Natalia Viana est diplômée de la PUC/SP (Pontifícia Universidade Católica de São Paulo) et possède un master en radio-journalisme du Goldsmiths College de l’Université de Londres. Elle a travaillé et collaboré avec divers media nationaux et internationaux, comme la revue Caros Amigos, Carta Capital et The Guardian (Royaume Uni). En tant que journaliste indépendante, elle a travaillé également comme collaboratrice de WikiLeaks. Viana est l’auteur de Plantados no Chão-Assassinatos Políticos no Brasil de Hoje (São Paulo : Conrad, 2007) [5] et de Jornal Movimento,uma reportagem (Edition Manifesto, São Paulo, 2011) [Journal Mouvement, un reportage]. C’est aussi elle qui signe l’introduction du livre de Julian Assange, Cypherpunks : Liberdade e o futuro da internet (São Paulo : Boitempo, 2013) [6]

Voyez l’interview qui suit.

IHU ON-LINE – Pública est née en 2011 en tant qu’initiative de vous-même et de deux autres journalistes, proposant un modèle d’entreprise sans but lucratif permettant de financer les grands reportages. Comment faire fonctionner l’entreprise selon ce modèle ?
NATALIA VIANA – Pública n’est pas une « entreprise », parce que les entreprises ont un but lucratif. Je n’aime pas beaucoup non plus le terme « modèle d’entreprise », parce qu’il implique que vous avez une « entreprise ». Nous produisons dans le système de creative commons, où tout est reproduit librement et gratuitement. Nous avons une série de plus de 50 éditeurs-relais qui utilisent notre contenu gratuitement, c’est-à-dire qu’il n’y a pas cette question de droits d’auteur. Nous ne commercialisons pas notre production.
Notre financement vient essentiellement d’apports financiers de fondations. Nous avons un partenariat très fort avec la Fondation Ford, avec l’Open Society Foundation et aussi avec deux autres fondations, la CLUA (Climate and Land Use Alliance) et la Omidyar Network, qui a commencé à donner un appui bien sympathique à notre projet de crowdfunding, un revenu assez important de financement. Nous avons fait un crowdfunding l’an passé, nous avons réussi à recueillir 59 000 reais redistribués en bourses pour que des journalistes indépendants fassent des reportages. Nous avons appelé toutes les personnes qui ont donné pour ce crowdfunding à un vote visant à choisir les projets devant être réalisés. Nous avons pu distribuer 12 bourses pour des reportages qui vont être publiés en 2014.

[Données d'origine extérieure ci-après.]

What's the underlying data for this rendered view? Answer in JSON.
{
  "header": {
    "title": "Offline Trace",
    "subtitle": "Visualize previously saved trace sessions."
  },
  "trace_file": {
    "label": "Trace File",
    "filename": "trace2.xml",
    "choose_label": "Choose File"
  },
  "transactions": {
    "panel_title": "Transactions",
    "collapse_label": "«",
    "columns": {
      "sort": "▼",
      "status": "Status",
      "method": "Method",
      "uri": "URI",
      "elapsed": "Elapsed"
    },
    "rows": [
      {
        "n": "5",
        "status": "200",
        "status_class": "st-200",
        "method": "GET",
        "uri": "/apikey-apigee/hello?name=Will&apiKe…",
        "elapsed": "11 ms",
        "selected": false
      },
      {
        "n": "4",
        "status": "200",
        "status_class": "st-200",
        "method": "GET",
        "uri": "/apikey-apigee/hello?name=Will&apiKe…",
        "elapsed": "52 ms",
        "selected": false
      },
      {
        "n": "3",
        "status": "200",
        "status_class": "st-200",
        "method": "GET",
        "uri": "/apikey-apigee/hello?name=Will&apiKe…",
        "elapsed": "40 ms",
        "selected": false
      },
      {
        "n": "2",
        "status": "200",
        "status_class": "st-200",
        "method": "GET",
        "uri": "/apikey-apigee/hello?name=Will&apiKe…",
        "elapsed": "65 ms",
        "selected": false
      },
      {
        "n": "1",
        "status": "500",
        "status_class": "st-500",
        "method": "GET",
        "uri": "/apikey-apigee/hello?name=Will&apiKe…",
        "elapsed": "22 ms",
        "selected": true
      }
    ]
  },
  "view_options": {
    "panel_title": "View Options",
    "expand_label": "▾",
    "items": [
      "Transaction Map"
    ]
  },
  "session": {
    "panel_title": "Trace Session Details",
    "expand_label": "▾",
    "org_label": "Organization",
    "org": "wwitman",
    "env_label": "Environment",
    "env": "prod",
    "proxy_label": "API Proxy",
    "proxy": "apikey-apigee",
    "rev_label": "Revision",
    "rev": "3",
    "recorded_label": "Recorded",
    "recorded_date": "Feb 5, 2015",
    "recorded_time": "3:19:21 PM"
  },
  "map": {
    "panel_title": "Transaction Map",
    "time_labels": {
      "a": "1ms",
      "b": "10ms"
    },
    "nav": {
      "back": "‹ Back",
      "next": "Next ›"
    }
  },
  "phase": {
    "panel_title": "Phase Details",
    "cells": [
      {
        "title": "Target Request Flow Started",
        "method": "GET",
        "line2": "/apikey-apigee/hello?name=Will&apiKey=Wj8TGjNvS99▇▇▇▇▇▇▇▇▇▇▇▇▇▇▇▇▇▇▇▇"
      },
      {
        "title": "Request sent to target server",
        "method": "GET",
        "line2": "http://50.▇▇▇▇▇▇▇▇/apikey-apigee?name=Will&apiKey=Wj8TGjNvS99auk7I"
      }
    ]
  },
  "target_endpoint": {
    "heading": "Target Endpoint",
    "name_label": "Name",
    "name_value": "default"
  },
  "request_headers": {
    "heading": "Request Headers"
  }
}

IHU ON-LINE – Pour quel objectif l’agence a-t-elle été créée?
NATALIA VIANA – Notre mission est de produire et stimuler le journalisme d’investigation indépendant au Brésil. Nous avons senti qu’il était nécessaire d’avoir un groupe indépendant de journalistes se consacrant à la pratique du journalisme d’investigation, qui est un domaine du journalisme en crise dans le monde entier – ici, oui, à cause du modèle d’entreprise, qui est celui des media de masse. Un modèle qui vise le profit. Le journalisme d’investigation prend beaucoup de temps, il n’est pas lucratif, il ne se vend pas toujours. Cependant, il est extrêmement nécessaire à la démocratie. Ce type d’initiative existe déjà dans différents pays du monde, aux États-Unis il existe depuis la fin des années 1970. Ce sont des organisations sans but lucratif dont l’objectif est de faire du journalisme dans l’esprit du bien public, du journalisme d’investigation, du journalisme sans esprit partisan.

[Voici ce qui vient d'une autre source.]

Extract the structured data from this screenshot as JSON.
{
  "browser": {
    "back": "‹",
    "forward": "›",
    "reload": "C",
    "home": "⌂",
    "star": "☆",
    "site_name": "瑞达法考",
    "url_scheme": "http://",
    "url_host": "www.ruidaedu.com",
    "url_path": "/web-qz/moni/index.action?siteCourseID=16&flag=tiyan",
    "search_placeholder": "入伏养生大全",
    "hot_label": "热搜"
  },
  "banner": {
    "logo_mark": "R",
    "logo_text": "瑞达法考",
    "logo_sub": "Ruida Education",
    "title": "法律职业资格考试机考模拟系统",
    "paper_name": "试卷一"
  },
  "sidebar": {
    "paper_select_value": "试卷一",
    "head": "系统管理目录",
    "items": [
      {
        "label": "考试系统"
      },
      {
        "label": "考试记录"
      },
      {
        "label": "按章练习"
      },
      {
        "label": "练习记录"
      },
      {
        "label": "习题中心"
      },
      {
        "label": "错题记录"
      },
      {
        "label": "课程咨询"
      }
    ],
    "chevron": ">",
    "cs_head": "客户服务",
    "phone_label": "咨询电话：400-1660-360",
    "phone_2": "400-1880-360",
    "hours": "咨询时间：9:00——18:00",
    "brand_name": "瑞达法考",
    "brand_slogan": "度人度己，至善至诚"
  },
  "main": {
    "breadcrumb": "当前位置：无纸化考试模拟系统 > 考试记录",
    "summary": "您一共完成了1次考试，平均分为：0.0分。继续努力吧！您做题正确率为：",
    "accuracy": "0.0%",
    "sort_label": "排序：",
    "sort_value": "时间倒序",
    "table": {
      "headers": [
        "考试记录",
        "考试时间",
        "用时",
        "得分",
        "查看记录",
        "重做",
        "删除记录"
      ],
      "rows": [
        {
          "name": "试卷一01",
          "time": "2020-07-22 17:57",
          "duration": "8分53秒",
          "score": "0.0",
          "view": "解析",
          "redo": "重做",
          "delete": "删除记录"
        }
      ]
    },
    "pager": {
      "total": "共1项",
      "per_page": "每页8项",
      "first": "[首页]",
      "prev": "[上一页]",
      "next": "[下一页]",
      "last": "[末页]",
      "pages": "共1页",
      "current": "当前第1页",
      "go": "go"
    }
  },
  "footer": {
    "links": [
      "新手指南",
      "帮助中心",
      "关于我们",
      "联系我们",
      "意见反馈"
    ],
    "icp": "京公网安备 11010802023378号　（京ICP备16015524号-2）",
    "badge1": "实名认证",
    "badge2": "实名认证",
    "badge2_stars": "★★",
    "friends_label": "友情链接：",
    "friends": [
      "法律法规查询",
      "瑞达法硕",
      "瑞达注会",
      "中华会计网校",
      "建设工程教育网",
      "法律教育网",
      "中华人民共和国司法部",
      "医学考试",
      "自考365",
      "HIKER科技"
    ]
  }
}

IHU ON-LINE – Existe-il en Amérique Latine d’autres expériences similaires ?
NATALIA VIANA – Beaucoup. Pública fait partie d’un réseau qui a dix autres sites du même type, chacun avec sa spécificité. Le CIPER (Centro de Investigación e Información Periodística) au Chili, IDL-Reporteros au Pérou, La Silla Vacía en Colombie, Plaza Publica au Guatemala, Confidencial au Nicaragua, El Faro au Salvador, Animal Político, un site mexicain…. Je viens d’avoir connaissance d’un groupe intéressant en Équateur qui s’appelle Plan V, il en existe donc beaucoup. C’est une tendance qui est en train d’apparaître très fortement en Amérique Latine.

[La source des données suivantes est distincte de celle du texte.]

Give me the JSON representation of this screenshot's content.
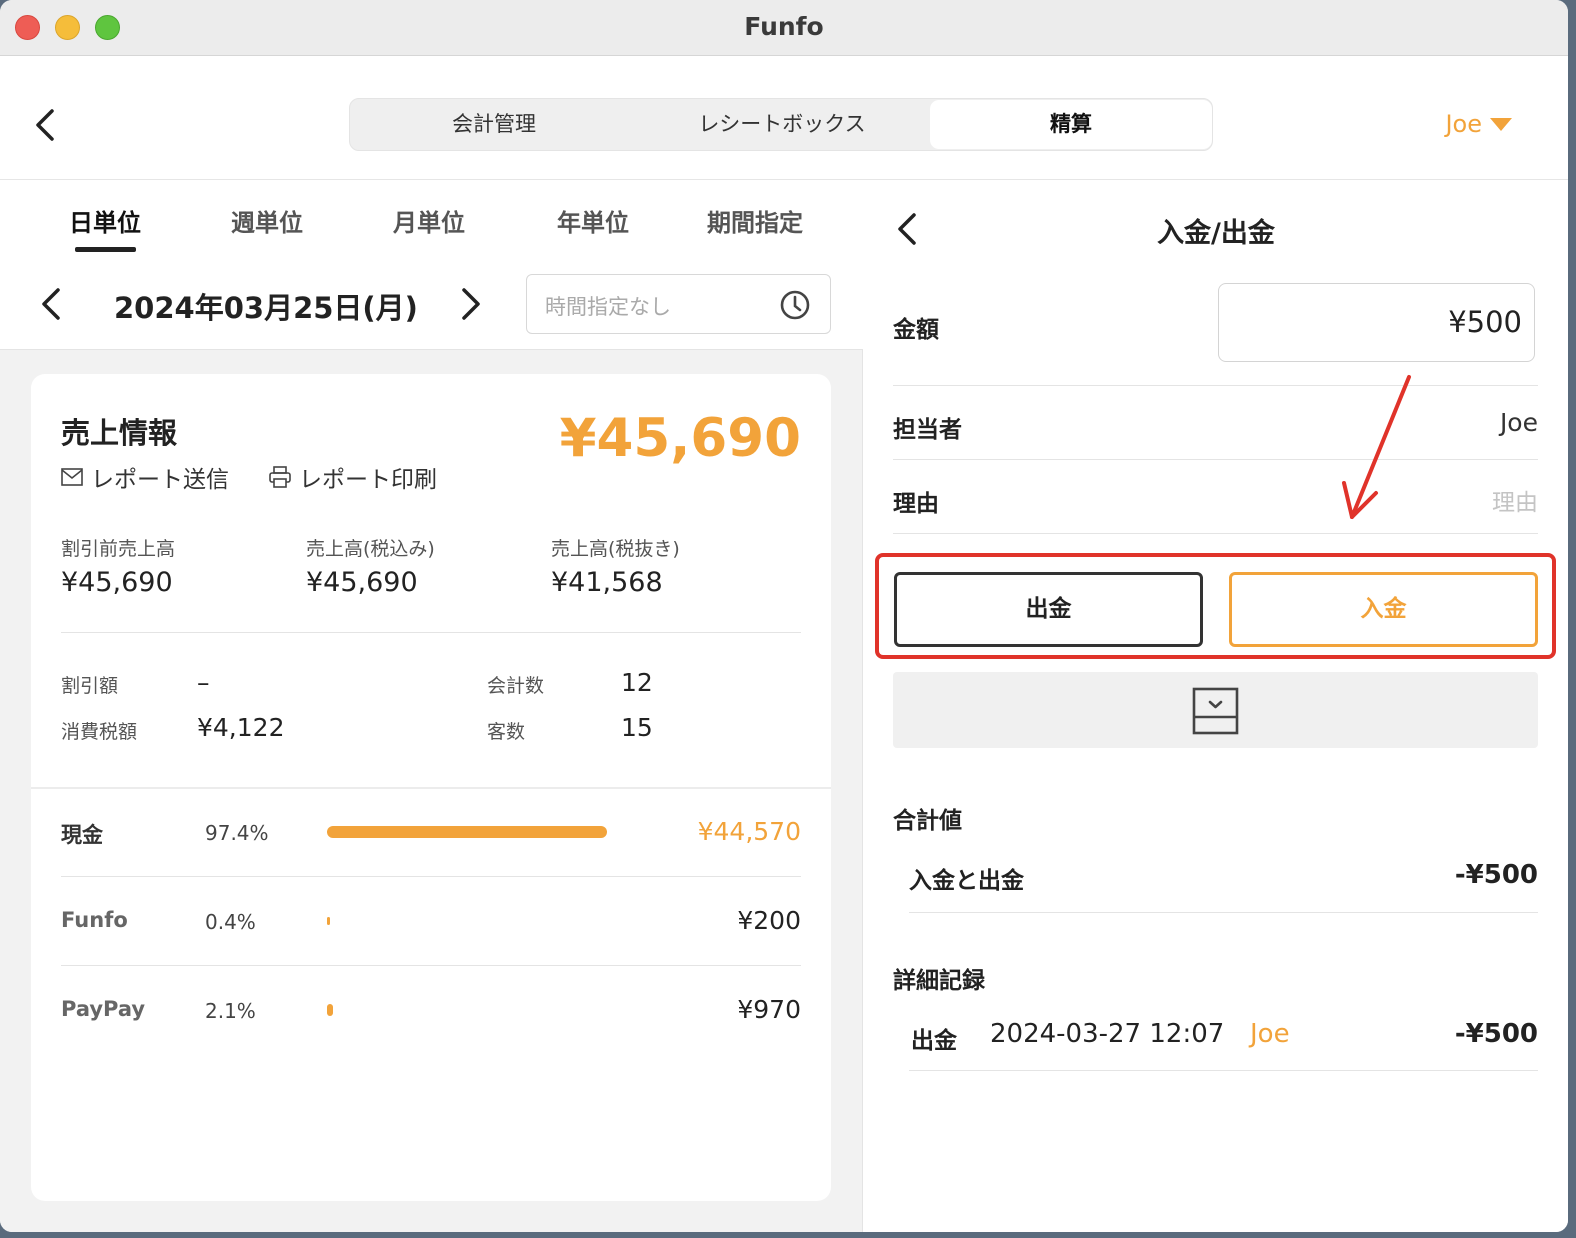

IHU ON-LINE – Vous envisagez ces expériences comme une presse alternative ? Si oui, alternative à quoi ?
NATALIA VIANA – Je n’utilise pas beaucoup ce terme. Justement parce que l’utilisation de ce terme laisse entendre qu’il existe une chose qui est « normale » et une autre qui est alternative. Ce que les spécialistes disent de plus en plus, et je suis d’accord, c’est que dans la presse nous sommes en train de passer d’un scénario de media de masses vers un scénario de masse de media. En d’autres termes, la tendance maintenant est d’inverser la concentration. Les grands groupes perdent non seulement leur crédibilité, mais aussi sont moins visités par rapport à de petites initiatives, alors beaucoup vont commencer à dégringoler. Dans ce contexte, je pense que le terme « alternatif » n’a pas beaucoup de sens. Il en avait à l’époque de la Dictature, par exemple, mais plus aujourd’hui.

IHU ON-LINE – Qu’estimez-vous être l’élément essentiel du journalisme ? Le reportage ? L’investigation ?
NATALIA VIANA – C’est l’information. L’information et le fait. Un autre élément qui pour moi est aussi très important dans le journalisme, c’est la narration. Savoir raconter une histoire. Le journalisme que nous pratiquons est ainsi : c’est le fait – non pas l’opinion, mais le fait, et savoir le raconter. Je ne suis pas d’accord avec les personnes qui disent que tout journalisme est investigation, que s’il n’est pas investigation, ce n’est pas du journalisme. Ou qui disent que l’investigation serait un journalisme pur, ou meilleur. Je ne le pense pas. Je pense que le journalisme d’information est aussi important, que le journalisme de divertissement est aussi important…. Ce sont des types différents de journalisme pratiqués par différents types de professionnels.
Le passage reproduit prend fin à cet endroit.